Looking for a Minecraft server that’s as clean as a whistle? Look no further! Our server is so squeaky clean, even the creepers take showers before blowing up your builds.

Join us and experience a world where the only thing getting lit is the torches in your mineshaft. No need to worry about secondhand smoke here, our server is 100% smoke-free (unless you count the smoke from that accidental lava spill).

We promise a family-friendly environment where your little ones can play without being exposed to any questionable activities. Unlike some other servers we know of, where even the pigs are puffing on suspicious-looking carrots.

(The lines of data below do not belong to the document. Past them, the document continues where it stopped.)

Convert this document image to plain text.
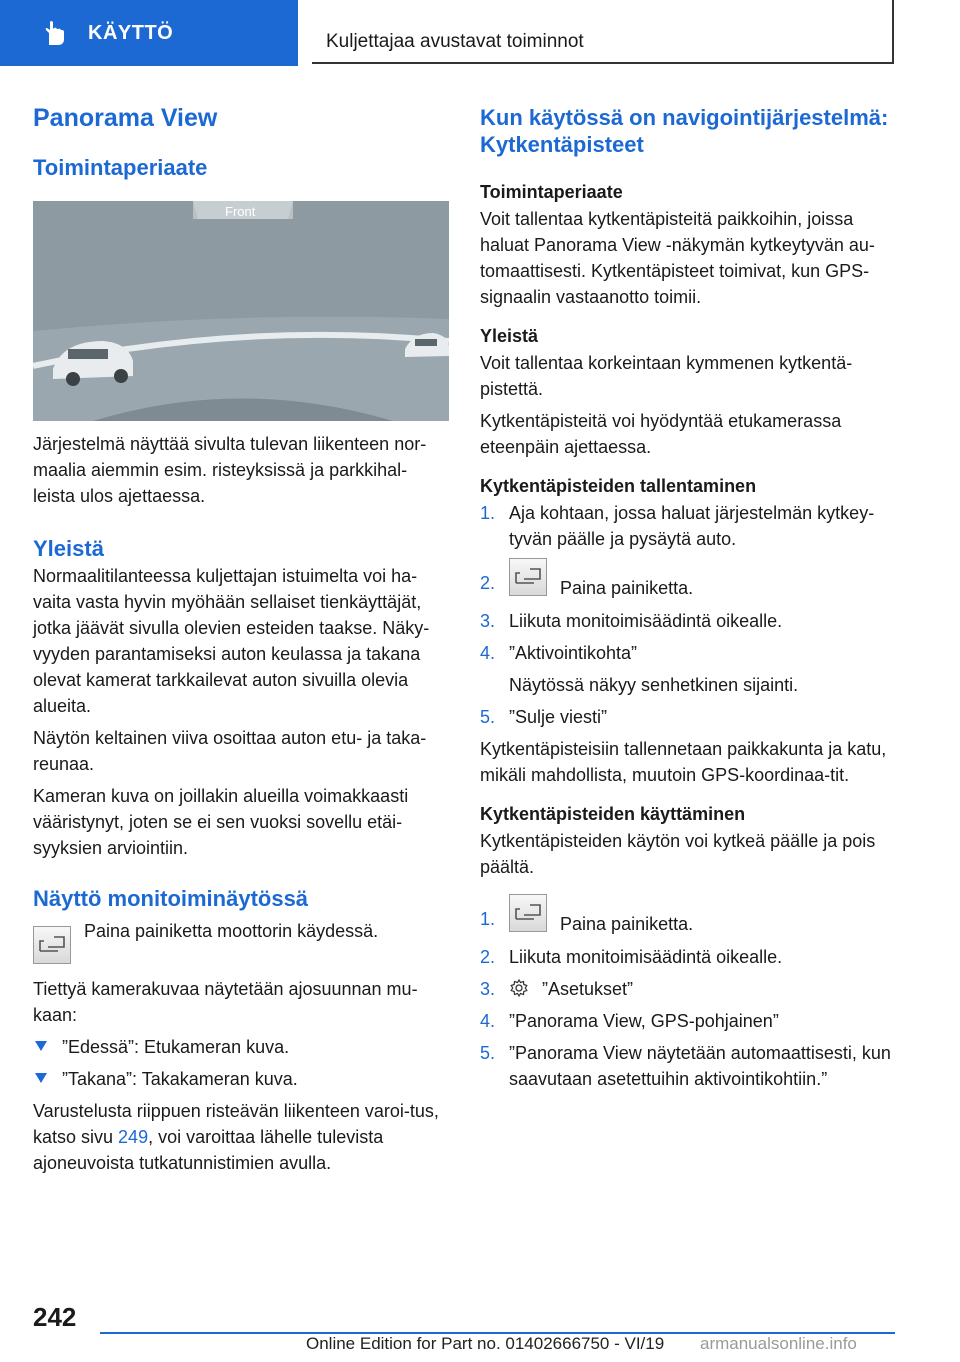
KÄYTTÖ	Kuljettajaa avustavat toiminnot
Panorama View
Toimintaperiaate
Front

Järjestelmä näyttää sivulta tulevan liikenteen nor-maalia aiemmin esim. risteyksissä ja parkkihal-leista ulos ajettaessa.

Yleistä

Normaalitilanteessa kuljettajan istuimelta voi ha-vaita vasta hyvin myöhään sellaiset tienkäyttäjät, jotka jäävät sivulla olevien esteiden taakse. Näky-vyyden parantamiseksi auton keulassa ja takana olevat kamerat tarkkailevat auton sivuilla olevia alueita.

Näytön keltainen viiva osoittaa auton etu- ja taka-reunaa.

Kameran kuva on joillakin alueilla voimakkaasti vääristynyt, joten se ei sen vuoksi sovellu etäi-syyksien arviointiin.

Näyttö monitoiminäytössä

Paina painiketta moottorin käydessä.

Tiettyä kamerakuvaa näytetään ajosuunnan mu-kaan:

”Edessä”: Etukameran kuva.
”Takana”: Takakameran kuva.

Varustelusta riippuen risteävän liikenteen varoi-tus, katso sivu 249, voi varoittaa lähelle tulevista ajoneuvoista tutkatunnistimien avulla.

Kun käytössä on navigointijärjestelmä: Kytkentäpisteet
Toimintaperiaate

Voit tallentaa kytkentäpisteitä paikkoihin, joissa haluat Panorama View -näkymän kytkeytyvän au-tomaattisesti. Kytkentäpisteet toimivat, kun GPS-signaalin vastaanotto toimii.

Yleistä

Voit tallentaa korkeintaan kymmenen kytkentä-pistettä.

Kytkentäpisteitä voi hyödyntää etukamerassa eteenpäin ajettaessa.

Kytkentäpisteiden tallentaminen
1. Aja kohtaan, jossa haluat järjestelmän kytkey-tyvän päälle ja pysäytä auto.
2.	Paina painiketta.
3. Liikuta monitoimisäädintä oikealle.
4. ”Aktivointikohta”
Näytössä näkyy senhetkinen sijainti.
5. ”Sulje viesti”

Kytkentäpisteisiin tallennetaan paikkakunta ja katu, mikäli mahdollista, muutoin GPS-koordinaa-tit.

Kytkentäpisteiden käyttäminen

Kytkentäpisteiden käytön voi kytkeä päälle ja pois päältä.

1.	Paina painiketta.
2. Liikuta monitoimisäädintä oikealle.
3.	”Asetukset”
4. ”Panorama View, GPS-pohjainen”
5. ”Panorama View näytetään automaattisesti, kun saavutaan asetettuihin aktivointikohtiin.”
242
Online Edition for Part no. 01402666750 - VI/19 armanualsonline.info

So come on over and join us for some wholesome fun! Build, explore, and mine to your heart’s content, all without the worry of having to explain why Steve’s eyes are as red as a rose bush.

Updated October 8, 2024

Players: 98/300 Uptime: 96%
Rating: 4.9 / 5
Blood-Forged Axes Created: 9 Alien Abductions: 3
Meteor Showers Witnessed: 3 Void Armor Forged: 12
Cosmic Entities Communed With: 0 Legendary Items Repaired: 7
Mystery Villagers Spotted: 4 Spells Gone Horribly Wrong: 5
Teleportation Mishaps: 4 Paranormal Events Investigated: 5

Random Fact: Adorable Truth: A kitten was found napping inside an enchanted book—it now helps with all reading-related quests.